Este fenómeno de justicia selectiva no es exclusivo del presente; ha sido una constante en la historia reciente del país y se refleja con claridad en el discurso oficial.
Hoy se repite una narrativa comparativa que intenta relativizar la gravedad de los hechos: “al menos ahora se investiga, antes ni eso”, se argumenta.
Bajo esta lógica, también se ha desplazado el enfoque sobre la responsabilidad presidencial.
En el pasado, los presidentes presumían conocer cada movimiento de sus funcionarios; hoy, en cambio, se insiste en que “no estaban enterados” de que sus colaboradores mantenían vínculos con estructuras criminales.
Este tipo de declaraciones no sólo debilitan la credibilidad institucional, sino que minimizan la responsabilidad política actual, reproduciendo la idea de que la corrupción y la complicidad con el crimen organizado son parte inherente del sistema.

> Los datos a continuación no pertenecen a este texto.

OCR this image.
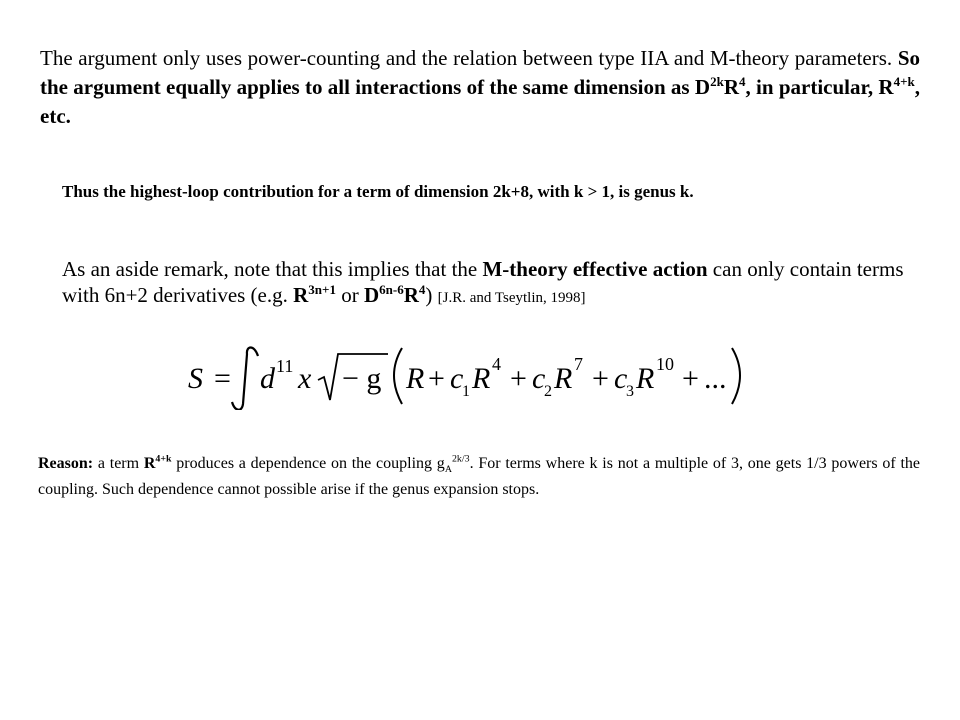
The argument only uses power-counting and the relation between type IIA and M-theory parameters. So the argument equally applies to all interactions of the same dimension as $D^{2k}R^4$, in particular, $R^{4+k}$, etc.

Thus the highest-loop contribution for a term of dimension 2k+8, with k > 1, is genus k.

As an aside remark, note that this implies that the M-theory effective action can only contain terms with 6n+2 derivatives (e.g. $R^{3n+1}$ or $D^{6n-6}R^4$) [J.R. and Tseytlin, 1998]

S = d 11 x − g R + c
1 R 4 + c
2 R 7 + c
3 R 10 + ...

Reason: a term $R^{4+k}$ produces a dependence on the coupling $g_A^{2k/3}$. For terms where k is not a multiple of 3, one gets 1/3 powers of the coupling. Such dependence cannot possible arise if the genus expansion stops.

Así, se construye la imagen de una supuesta “limpieza” desde dentro, mientras redes de corrupción como el huachicol fiscal permanecen intactas y fuera del alcance real de la justicia.
El dilema central: ¿Protección del poder o verdadera justicia?
Ante este panorama, el dilema que enfrenta México es tan claro como urgente: ¿será posible avanzar hacia un auténtico Estado de derecho, donde la ley se aplique sin distinción de rango o poder, o prevalecerá la lógica de la negociación política, protegiendo a quienes ocupan posiciones privilegiadas y dejando intactas las estructuras de impunidad?
La presión internacional, especialmente de Estados Unidos, no resuelve este dilema: más bien lo agrava. La justicia mexicana se convierte en una ficha más en la mesa de negociación geopolítica, especialmente en asuntos sensibles como el Tratado de Libre Comercio o el control migratorio.
En ese contexto, el uso estratégico de ciertos casos judiciales termina sirviendo más a intereses externos que a la consolidación interna de un sistema justo.
La pregunta de fondo, entonces, permanece abierta: ¿será posible que la justicia en México rompa con sus límites históricos de selectividad y connivencia, o se confirmará, una vez más, que el poder sigue protegiendo al poder?